En matière de coordination, les pilotes s'entraînent à utiliser des repères visuels, des points de rendez-vous prédéterminés ou des horodatages fixes plutôt que des communications en temps réel. Le commandement sur 72 heures est essentiel au maintien de la mission ; à l'approche de la fin du cycle, les pilotes agissent en fonction de l'objectif global de la mission sans attendre d'instructions détaillées.
Soutien technique et logistique dans le cadre de la guerre dispersée.
La capacité à maintenir les opérations en cas de communications limitées repose en grande partie sur la coordination entre les pilotes et les équipes de maintenance. Le personnel de soutien technique des A-10 est toujours disponible sur les sites de déploiement dispersés, même en cas de contraintes logistiques. Un processus de maintenance modulaire permet un remplacement rapide des composants, maintenant ainsi la cadence des décollages même lorsque la livraison des pièces de rechange est retardée en raison de perturbations des communications.
Cela permet aux pilotes d'avoir confiance en l'état de leurs armes, de leurs capteurs et de leurs équipements de communication, même si le système de commandement de niveau supérieur subit des interférences pendant l'entraînement.
Importance opérationnelle
L'US Air Force considère Mosaic Tiger comme une préparation essentielle face à des adversaires qui investissent massivement dans la guerre électronique, le brouillage des signaux satellitaires et la perturbation des systèmes de commandement.

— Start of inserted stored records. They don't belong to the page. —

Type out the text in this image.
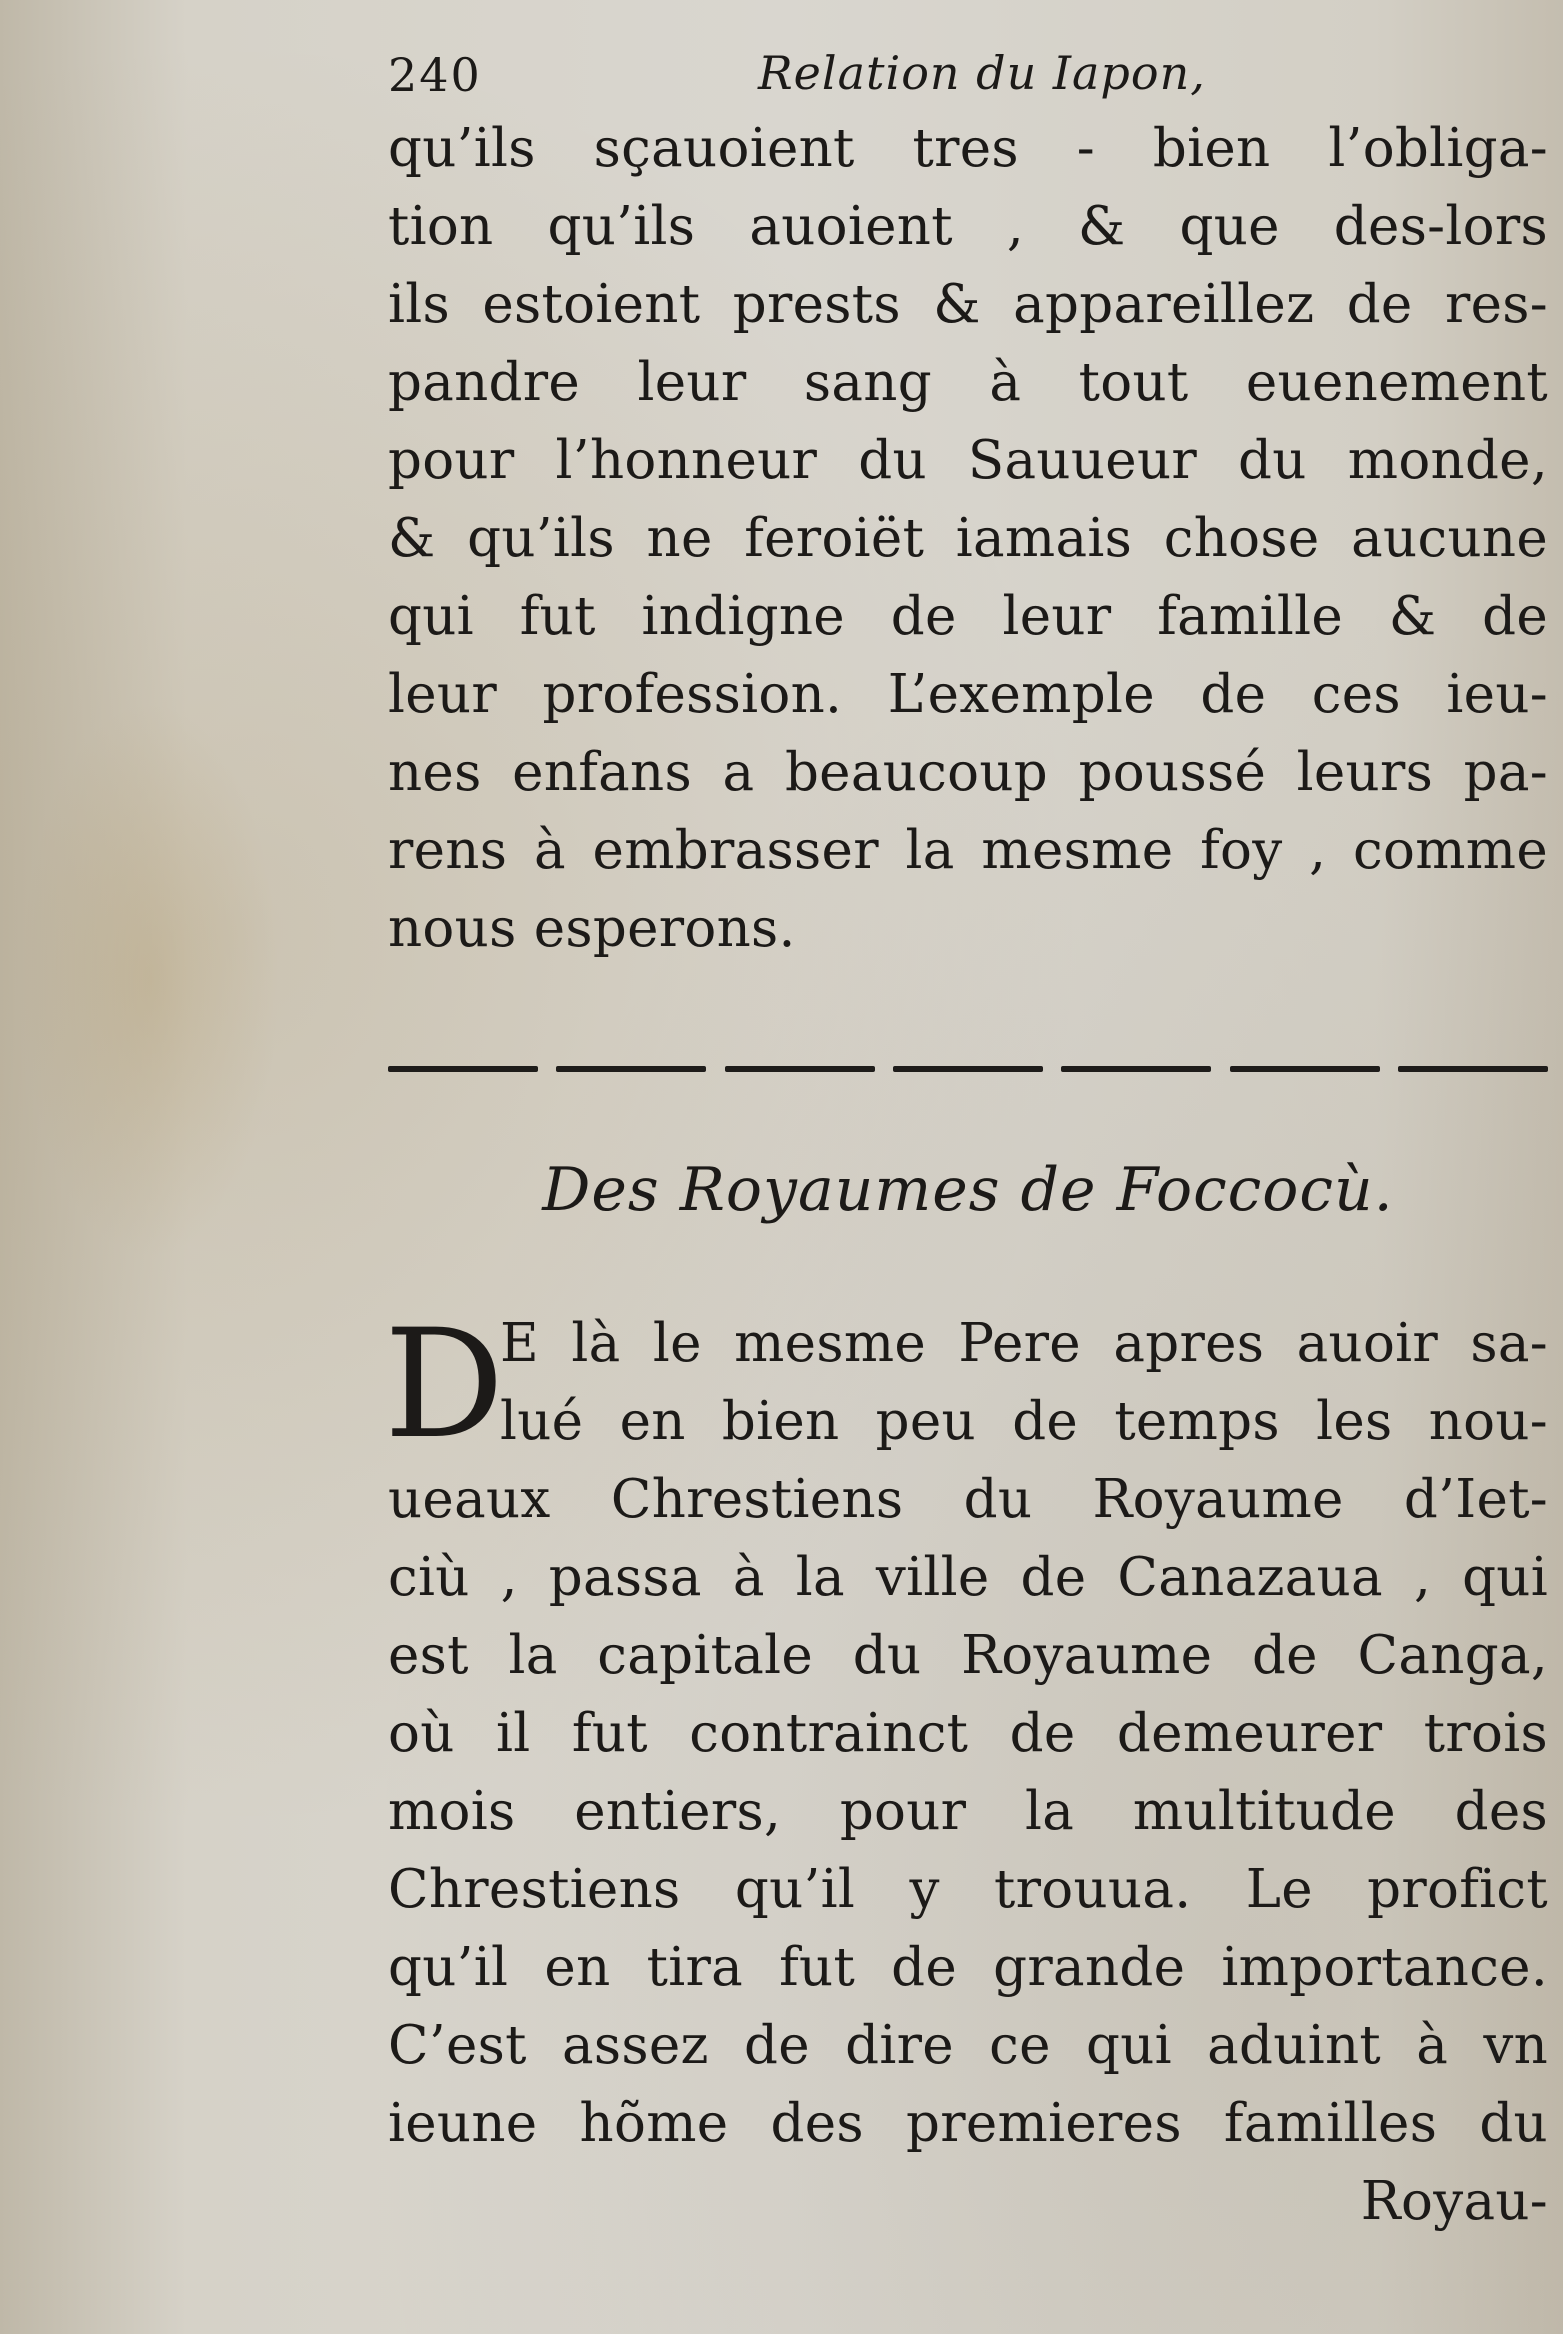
240	Relation du Iapon,
qu’ils sçauoient tres - bien l’obliga-
tion qu’ils auoient , & que des-lors
ils estoient prests & appareillez de res-
pandre leur sang à tout euenement
pour l’honneur du Sauueur du monde,
& qu’ils ne feroiët iamais chose aucune
qui fut indigne de leur famille & de
leur profession. L’exemple de ces ieu-
nes enfans a beaucoup poussé leurs pa-
rens à embrasser la mesme foy , comme
nous esperons.
Des Royaumes de Foccocù.
D
E là le mesme Pere apres auoir sa-
lué en bien peu de temps les nou-
ueaux Chrestiens du Royaume d’Iet-
ciù , passa à la ville de Canazaua , qui
est la capitale du Royaume de Canga,
où il fut contrainct de demeurer trois
mois entiers, pour la multitude des
Chrestiens qu’il y trouua. Le profict
qu’il en tira fut de grande importance.
C’est assez de dire ce qui aduint à vn
ieune hõme des premieres familles du
Royau-
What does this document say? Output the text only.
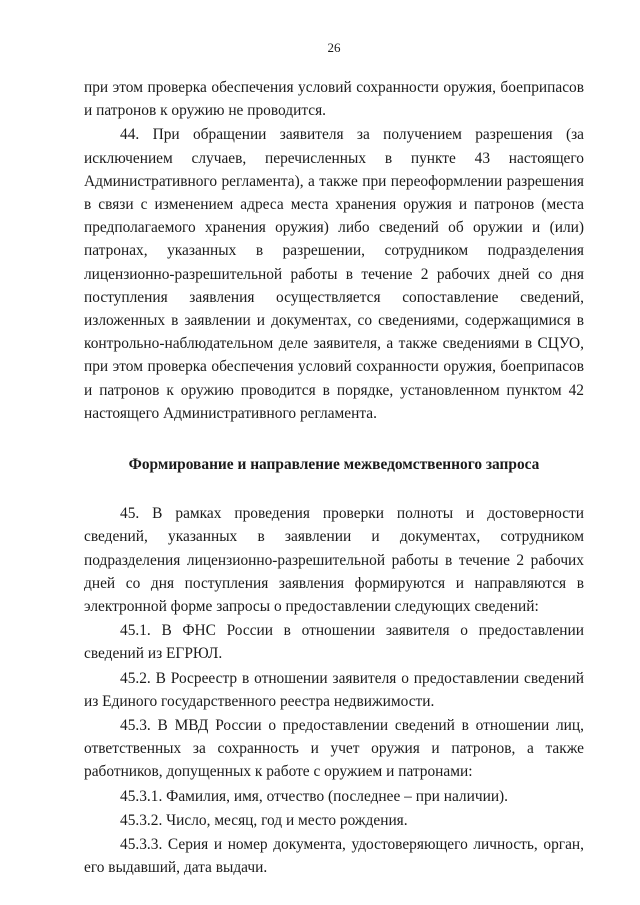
26

при этом проверка обеспечения условий сохранности оружия, боеприпасов и патронов к оружию не проводится.

44. При обращении заявителя за получением разрешения (за исключением случаев, перечисленных в пункте 43 настоящего Административного регламента), а также при переоформлении разрешения в связи с изменением адреса места хранения оружия и патронов (места предполагаемого хранения оружия) либо сведений об оружии и (или) патронах, указанных в разрешении, сотрудником подразделения лицензионно-разрешительной работы в течение 2 рабочих дней со дня поступления заявления осуществляется сопоставление сведений, изложенных в заявлении и документах, со сведениями, содержащимися в контрольно-наблюдательном деле заявителя, а также сведениями в СЦУО, при этом проверка обеспечения условий сохранности оружия, боеприпасов и патронов к оружию проводится в порядке, установленном пунктом 42 настоящего Административного регламента.

Формирование и направление межведомственного запроса

45. В рамках проведения проверки полноты и достоверности сведений, указанных в заявлении и документах, сотрудником подразделения лицензионно-разрешительной работы в течение 2 рабочих дней со дня поступления заявления формируются и направляются в электронной форме запросы о предоставлении следующих сведений:

45.1. В ФНС России в отношении заявителя о предоставлении сведений из ЕГРЮЛ.

45.2. В Росреестр в отношении заявителя о предоставлении сведений из Единого государственного реестра недвижимости.

45.3. В МВД России о предоставлении сведений в отношении лиц, ответственных за сохранность и учет оружия и патронов, а также работников, допущенных к работе с оружием и патронами:

45.3.1. Фамилия, имя, отчество (последнее – при наличии).

45.3.2. Число, месяц, год и место рождения.

45.3.3. Серия и номер документа, удостоверяющего личность, орган, его выдавший, дата выдачи.
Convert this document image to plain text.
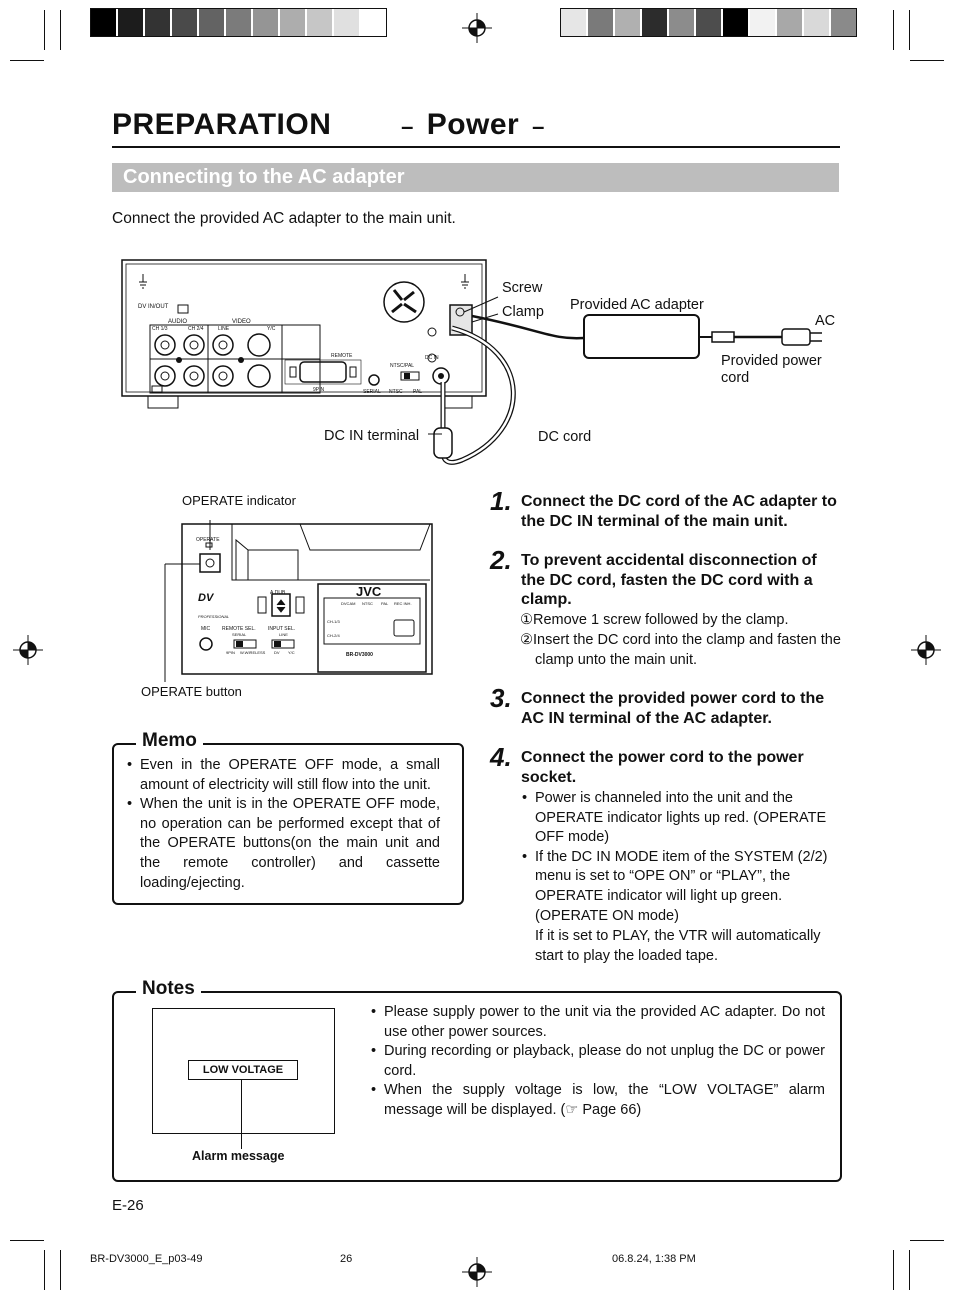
PREPARATION	– Power –
Connecting to the AC adapter
Connect the provided AC adapter to the main unit.
DV IN/OUT
AUDIO	VIDEO
CH 1/3	CH 2/4	LINE	Y/C
REMOTE
9PIN
NTSC/PAL
SERIAL NTSC PAL
DC IN
Screw
Clamp Provided AC adapter
AC
Provided power cord
DC IN terminal	DC cord
OPERATE indicator
OPERATE
A.DUB
MIC REMOTE SEL. INPUT SEL.
SERIAL	LINE
9PIN W.WIRELESS DV Y/C
DV
PROFESSIONAL
JVC
BR-DV3000
DVCAM NTSC PAL REC INH.
CH-1/3
CH-2/4
OPERATE button
Memo
• Even in the OPERATE OFF mode, a small amount of electricity will still flow into the unit.
• When the unit is in the OPERATE OFF mode, no operation can be performed except that of the OPERATE buttons(on the main unit and the remote controller) and cassette loading/ejecting.
1. Connect the DC cord of the AC adapter to the DC IN terminal of the main unit.
2. To prevent accidental disconnection of the DC cord, fasten the DC cord with a clamp.
①Remove 1 screw followed by the clamp.
②Insert the DC cord into the clamp and fasten the clamp unto the main unit.
3. Connect the provided power cord to the AC IN terminal of the AC adapter.
4. Connect the power cord to the power socket.
• Power is channeled into the unit and the OPERATE indicator lights up red. (OPERATE OFF mode)
• If the DC IN MODE item of the SYSTEM (2/2) menu is set to “OPE ON” or “PLAY”, the OPERATE indicator will light up green. (OPERATE ON mode)
If it is set to PLAY, the VTR will automatically start to play the loaded tape.
Notes
LOW VOLTAGE
Alarm message
• Please supply power to the unit via the provided AC adapter. Do not use other power sources.
• During recording or playback, please do not unplug the DC or power cord.
• When the supply voltage is low, the “LOW VOLTAGE” alarm message will be displayed. (☞ Page 66)
E-26
BR-DV3000_E_p03-49	26	06.8.24, 1:38 PM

Un entraînement décentralisé, flexible et autonome – plutôt que de dépendre entièrement des réseaux de communication – est perçu comme la clé du maintien de la supériorité sur le champ de bataille.
La capacité de poursuivre les opérations même lorsque les lignes de commandement sont coupées envoie le message que les forces américaines peuvent rester efficaces dans les conflits de haute intensité, où l'environnement électromagnétique est fréquemment sujet à des interférences.
Notes sur la plateforme A-10
L'A-10 Thunderbolt II (Warthog), développé par Fairchild Republic dans les années 1970, a été spécifiquement conçu pour l'appui aérien rapproché (AAR), la destruction de chars, de véhicules blindés et de cibles terrestres. Malgré la menace d'un remplacement prochain, l'A-10 demeure très apprécié pour son efficacité au combat lors de campagnes telles que celles d'Irak et d'Afghanistan.